Our Athlete Roadmap & Fundraising is how we combat against the below scenario:

A family had a recent first time experience with their son & some friends who wanted to dive deeper into soccer. The kids were 8 year olds & it was many of the parents first time in the world of sport outside of school. At the end of it all the family spent around $600 for all the activities he participated in. The coach didn’t communicate that it would cost $600 because he really didn’t know. He just went from activity to activity seeing if the families wanted to participate each time. The families loved the coach, the environment but by the end of the year they were more focused on money than enjoying the experience.

First is was $100 for a fall league, next $100 for ball handling and skill practice with some instructors, into indoor league, spring league, uniforms, etc. The kids were having a blast and loving it, but for a number of families the pressure was building. They didn’t want to be the ones to say no to their kid or the team. Had they known their son would spend about 6 months in different soccer activities and the total budget would be $600 they could have gotten organized and planned. By being organized upfront, the families would have seen a 6-month plan and immediately budgeted $100/month.

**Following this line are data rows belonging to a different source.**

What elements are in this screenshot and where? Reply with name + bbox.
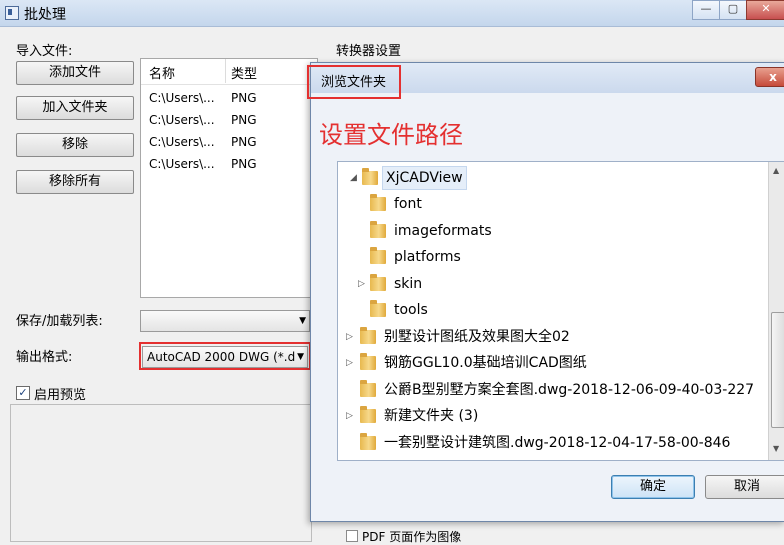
enable-preview-label: 启用预览	[34, 388, 87, 403]
list-item-type[interactable]: PNG	[231, 91, 257, 105]
list-item-type[interactable]: PNG	[231, 157, 257, 171]
list-item-name[interactable]: C:\Users\...	[149, 113, 215, 127]
import-files-label: 导入文件:	[16, 44, 73, 59]
dialog-close-button[interactable]: x	[755, 67, 784, 87]
window-titlebar	[0, 0, 784, 27]
tree-item-label: platforms	[394, 249, 461, 265]
cancel-button[interactable]: 取消	[705, 475, 784, 499]
tree-item-label: 一套别墅设计建筑图.dwg-2018-12-04-17-58-00-846	[384, 435, 731, 451]
maximize-button[interactable]: ▢	[719, 0, 747, 20]
list-item-type[interactable]: PNG	[231, 113, 257, 127]
converter-settings-label: 转换器设置	[336, 44, 402, 59]
browse-folder-dialog: 浏览文件夹 x 设置文件路径 ◢ XjCADView font imagefor…	[307, 62, 784, 522]
collapse-icon[interactable]: ◢	[350, 166, 357, 190]
folder-icon	[370, 221, 386, 238]
expand-icon[interactable]: ▷	[346, 351, 353, 375]
scroll-up-icon[interactable]: ▲	[773, 166, 779, 175]
folder-icon	[370, 274, 386, 291]
tree-item-label: XjCADView	[382, 166, 467, 190]
expand-icon[interactable]: ▷	[346, 404, 353, 428]
preview-area	[10, 404, 312, 542]
pdf-page-as-image-checkbox[interactable]	[346, 530, 358, 542]
list-item-name[interactable]: C:\Users\...	[149, 91, 215, 105]
add-file-button[interactable]: 添加文件	[16, 61, 134, 85]
add-folder-button[interactable]: 加入文件夹	[16, 96, 134, 120]
folder-icon	[360, 406, 376, 423]
chevron-down-icon: ▼	[299, 316, 306, 326]
tree-item-label: 钢筋GGL10.0基础培训CAD图纸	[384, 355, 587, 371]
folder-icon	[370, 300, 386, 317]
scroll-down-icon[interactable]: ▼	[773, 444, 779, 453]
folder-icon	[370, 247, 386, 264]
tree-item-label: 新建文件夹 (3)	[384, 408, 479, 424]
tree-item-label: 别墅设计图纸及效果图大全02	[384, 329, 570, 345]
tree-item-label: tools	[394, 302, 428, 318]
scrollbar-thumb[interactable]	[771, 312, 784, 428]
dialog-title-highlight	[307, 65, 401, 99]
list-item-name[interactable]: C:\Users\...	[149, 135, 215, 149]
enable-preview-checkbox[interactable]: ✓	[16, 386, 30, 400]
remove-all-button[interactable]: 移除所有	[16, 170, 134, 194]
folder-icon	[360, 380, 376, 397]
folder-icon	[360, 433, 376, 450]
folder-icon	[360, 327, 376, 344]
ok-button[interactable]: 确定	[611, 475, 695, 499]
column-divider	[225, 59, 226, 83]
folder-icon	[370, 194, 386, 211]
list-item-name[interactable]: C:\Users\...	[149, 157, 215, 171]
column-header-type[interactable]: 类型	[231, 63, 257, 82]
minimize-button[interactable]: —	[692, 0, 720, 20]
expand-icon[interactable]: ▷	[358, 272, 365, 296]
remove-button[interactable]: 移除	[16, 133, 134, 157]
column-header-name[interactable]: 名称	[149, 63, 175, 82]
tree-item-label: font	[394, 196, 422, 212]
dialog-instruction: 设置文件路径	[319, 121, 463, 149]
output-format-highlight	[139, 342, 311, 370]
list-item-type[interactable]: PNG	[231, 135, 257, 149]
tree-item-label: skin	[394, 276, 423, 292]
window-close-button[interactable]: ✕	[746, 0, 784, 20]
expand-icon[interactable]: ▷	[346, 325, 353, 349]
tree-scrollbar[interactable]: ▲ ▼	[768, 162, 784, 460]
header-separator	[141, 84, 317, 85]
window-title: 批处理	[24, 7, 66, 23]
save-load-list-label: 保存/加载列表:	[16, 314, 103, 329]
pdf-page-as-image-label: PDF 页面作为图像	[362, 530, 462, 544]
folder-icon	[360, 353, 376, 370]
app-icon	[5, 6, 19, 20]
folder-icon	[362, 168, 378, 185]
save-load-list-combo[interactable]: ▼	[140, 310, 310, 332]
tree-item-label: 公爵B型别墅方案全套图.dwg-2018-12-06-09-40-03-227	[384, 382, 755, 398]
import-file-list[interactable]: 名称 类型 C:\Users\... PNG C:\Users\... PNG …	[140, 58, 318, 298]
folder-tree[interactable]: ◢ XjCADView font imageformats platforms …	[337, 161, 784, 461]
output-format-label: 输出格式:	[16, 350, 73, 365]
tree-item-label: imageformats	[394, 223, 492, 239]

Planning can eliminate the out of pocket cost altogether if the families choose so. The Extreme Organization prides ourselves on providing the roadmap for families so they have the choice and opportunity to decide the best option –  to participate in fundraising their fees or just pay, and to be able to look ahead so they understand when time commitment and financial commitment will increase. The roadmap & fundraising efforts continue to represent Tom in the Extreme – that no kid gets turned away because of family financial hardships.

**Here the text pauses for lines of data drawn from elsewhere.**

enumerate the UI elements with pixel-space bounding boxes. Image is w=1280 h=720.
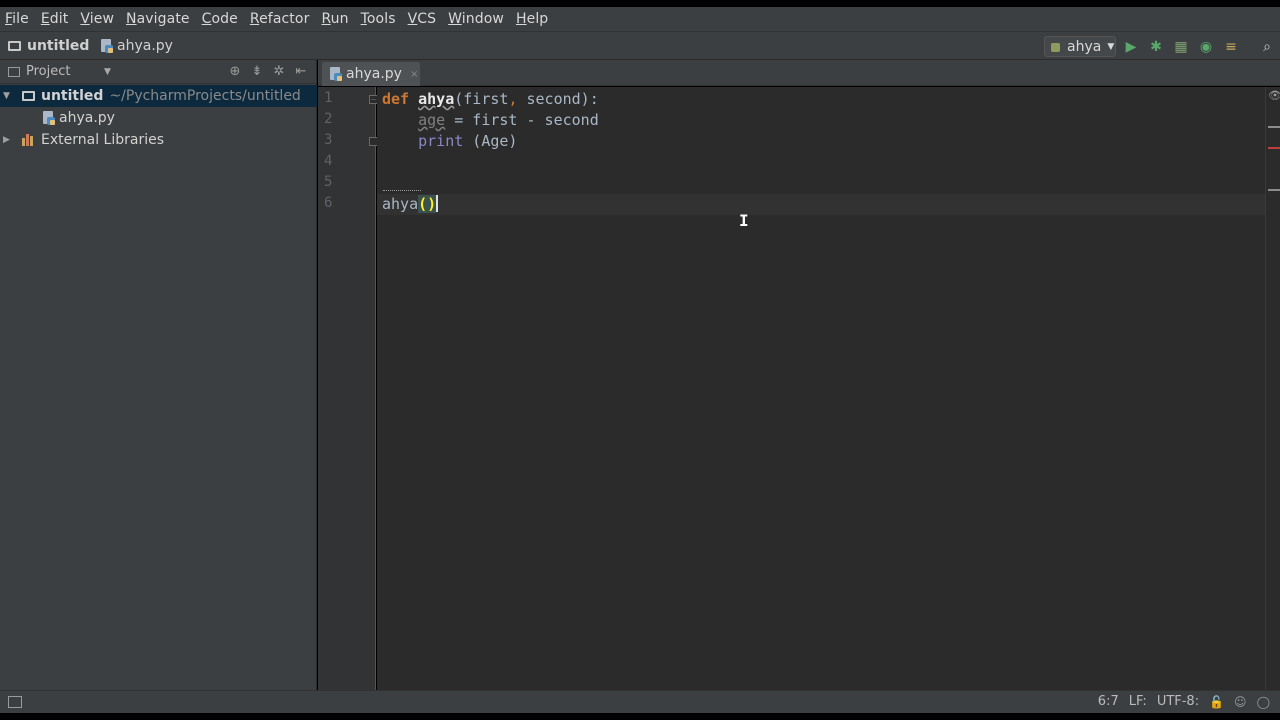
keyword-def: def	[382, 90, 410, 108]
project-tool-window: Project ▼ ⊕ ⇟ ✲ ⇤ ▼ untitled ~/PycharmPr…	[0, 60, 317, 690]
builtin-print: print	[418, 132, 464, 150]
tree-item-external-libraries[interactable]: ▶ External Libraries	[0, 129, 317, 151]
status-bar: 6:7 LF: UTF-8: 🔓 ☺ ◯	[0, 690, 1280, 713]
line-number: 5	[324, 174, 333, 190]
warning-mark[interactable]	[1268, 126, 1280, 128]
folder-icon	[8, 41, 21, 51]
function-call: ahya	[382, 195, 419, 213]
editor-gutter[interactable]: 1 2 3 4 5 6 −	[318, 87, 378, 690]
tree-root-label: untitled	[41, 88, 104, 104]
project-panel-title[interactable]: Project	[26, 64, 70, 79]
line-number: 4	[324, 153, 333, 169]
run-configuration-dropdown[interactable]: ahya ▼	[1044, 36, 1116, 57]
menu-refactor[interactable]: Refactor	[250, 11, 310, 27]
screen-bottom-border	[0, 713, 1280, 720]
build-icon[interactable]: ≡	[1222, 38, 1240, 56]
hide-panel-icon[interactable]: ⇤	[290, 64, 312, 79]
debug-icon[interactable]: ✱	[1147, 38, 1165, 56]
python-file-icon	[100, 38, 113, 54]
menu-help[interactable]: Help	[516, 11, 548, 27]
menu-view[interactable]: View	[80, 11, 114, 27]
menu-bar: File Edit View Navigate Code Refactor Ru…	[0, 7, 1280, 31]
breadcrumb-project-label: untitled	[27, 38, 90, 54]
event-log-icon[interactable]: ◯	[1257, 695, 1270, 709]
menu-navigate[interactable]: Navigate	[126, 11, 190, 27]
tree-file-label: ahya.py	[59, 110, 115, 126]
code-text: second):	[517, 90, 599, 108]
current-line-highlight	[377, 194, 1265, 215]
chevron-down-icon: ▼	[1107, 41, 1115, 52]
code-editor[interactable]: def ahya(first, second): age = first - s…	[377, 87, 1265, 690]
error-mark[interactable]	[1268, 147, 1280, 149]
line-number: 3	[324, 132, 333, 148]
inspection-eye-icon[interactable]: 👁	[1268, 89, 1280, 102]
menu-window[interactable]: Window	[448, 11, 504, 27]
line-number: 1	[324, 90, 333, 106]
function-name: ahya	[418, 90, 455, 108]
matched-braces: ()	[418, 195, 437, 213]
warning-mark[interactable]	[1268, 189, 1280, 191]
text-cursor-icon: I	[739, 211, 749, 230]
navigation-bar: untitled ahya.py ahya ▼ ▶ ✱ ▦ ◉ ≡ ⌕	[0, 31, 1280, 60]
run-icon[interactable]: ▶	[1122, 38, 1140, 56]
menu-file[interactable]: File	[5, 11, 29, 27]
scroll-from-source-icon[interactable]: ⊕	[224, 64, 246, 79]
code-line-1: def ahya(first, second):	[382, 89, 599, 110]
menu-edit[interactable]: Edit	[41, 11, 69, 27]
python-file-icon	[329, 66, 342, 82]
gear-icon[interactable]: ✲	[268, 64, 290, 79]
project-view-icon	[8, 66, 20, 77]
project-panel-header: Project ▼ ⊕ ⇟ ✲ ⇤	[0, 60, 316, 84]
hector-icon[interactable]: ☺	[1234, 695, 1247, 709]
editor-tabs: ahya.py ×	[318, 60, 1280, 86]
run-with-coverage-icon[interactable]: ▦	[1172, 38, 1190, 56]
close-icon[interactable]: ×	[410, 69, 418, 80]
line-separator[interactable]: LF:	[1129, 694, 1147, 709]
caret-position[interactable]: 6:7	[1098, 694, 1119, 709]
folder-icon	[22, 91, 35, 101]
screen-top-border	[0, 0, 1280, 7]
tool-windows-toggle-icon[interactable]	[8, 696, 22, 708]
tab-label: ahya.py	[346, 66, 402, 82]
code-line-3: print (Age)	[382, 131, 517, 152]
pep8-warning-mark	[383, 188, 421, 191]
tree-libraries-label: External Libraries	[41, 132, 164, 148]
file-encoding[interactable]: UTF-8:	[1157, 694, 1199, 709]
library-icon	[22, 134, 35, 146]
breadcrumb-project[interactable]: untitled	[8, 38, 89, 54]
tab-ahya-py[interactable]: ahya.py ×	[322, 62, 420, 86]
lock-icon[interactable]: 🔓	[1209, 695, 1224, 709]
tree-item-project-root[interactable]: ▼ untitled ~/PycharmProjects/untitled	[0, 85, 317, 107]
python-file-icon	[42, 110, 55, 126]
breadcrumb-file[interactable]: ahya.py	[100, 38, 173, 54]
profile-icon[interactable]: ◉	[1197, 38, 1215, 56]
menu-tools[interactable]: Tools	[361, 11, 396, 27]
error-stripe[interactable]: 👁	[1265, 87, 1280, 690]
code-text: = first - second	[445, 111, 599, 129]
python-config-icon	[1051, 41, 1062, 52]
menu-vcs[interactable]: VCS	[408, 11, 437, 27]
text-caret	[436, 194, 439, 212]
code-line-6: ahya()	[382, 194, 439, 215]
tree-root-path: ~/PycharmProjects/untitled	[109, 88, 301, 104]
collapse-all-icon[interactable]: ⇟	[246, 64, 268, 79]
unused-variable: age	[418, 111, 446, 129]
menu-run[interactable]: Run	[321, 11, 348, 27]
tree-item-file[interactable]: ahya.py	[0, 107, 317, 129]
collapse-arrow-icon[interactable]: ▶	[3, 135, 10, 145]
expand-arrow-icon[interactable]: ▼	[3, 91, 10, 101]
chevron-down-icon[interactable]: ▼	[104, 67, 111, 77]
line-number: 2	[324, 111, 333, 127]
line-number: 6	[324, 195, 333, 211]
code-text: (Age)	[463, 132, 518, 150]
menu-code[interactable]: Code	[202, 11, 238, 27]
code-text: (first	[454, 90, 509, 108]
search-icon[interactable]: ⌕	[1258, 38, 1276, 56]
code-line-2: age = first - second	[382, 110, 599, 131]
breadcrumb-file-label: ahya.py	[117, 38, 173, 54]
run-configuration-label: ahya	[1067, 38, 1102, 55]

Youth Sports and the Stress Families Feel

The discussion around youth sports continues to heat up. Our society is STRESSED and our youth sports culture is no different. Much of the stress comes from youth sports not being transparent.  Where is the plan? What are we doing this year, and the next? Coaches are not intending to withhold that information, the honesty is most don’t know how to look that far out in advance and plan everything it takes to develop their team and the costs that go along with that. The Extreme Way was created to effectively and openly communicate to the parents upfront what this year would look like for their kid and what each year after that would look like as they grow and mature in sports. By creating a roadmap the Extreme Way helps coaches navigate the progress of their team year in and year out making transparency a top priority for the parents.

Parent benefits:

  • Allow parents to see when the increased commitments around time and finances will occur so they are prepared for it.
  • Eliminates reactionary responses, last minute decisions, and lowers stress.
  • Eliminates Parent Peer Pressure – that need to say yes to everything until you have to say no to even a small thing. No more worry of your child being left out or their development not being the caliber of other kids on the team.
  • Less financial worries
  • Transparency around your kid and their path through youth sports

Kid benefits:

  • Calendar of events that supports the kids to plan and participate in multi-sports activities
  • Diversification by being active in other school functions and activities
  • Fight against burnout in sports with age appropriate commitments that increase as the get older.
  • Playing for coaches who have a plan and who can focus on a deeper relationship with your kid and supporting their youth sports experience.
  • Sports Injury prevention by having professionals oversee their development in key areas of the game.

Transparency solves many problems for a team. The Extreme Way is our commitment to the families that your kids development is being considered from all angles. We will not operate a week at a time, we know what a great 3D athlete looks like at the end of their youth sports experience and we are committed to helping our coaches put in a progression that gives each kid a chance to develop and fall in love with the game.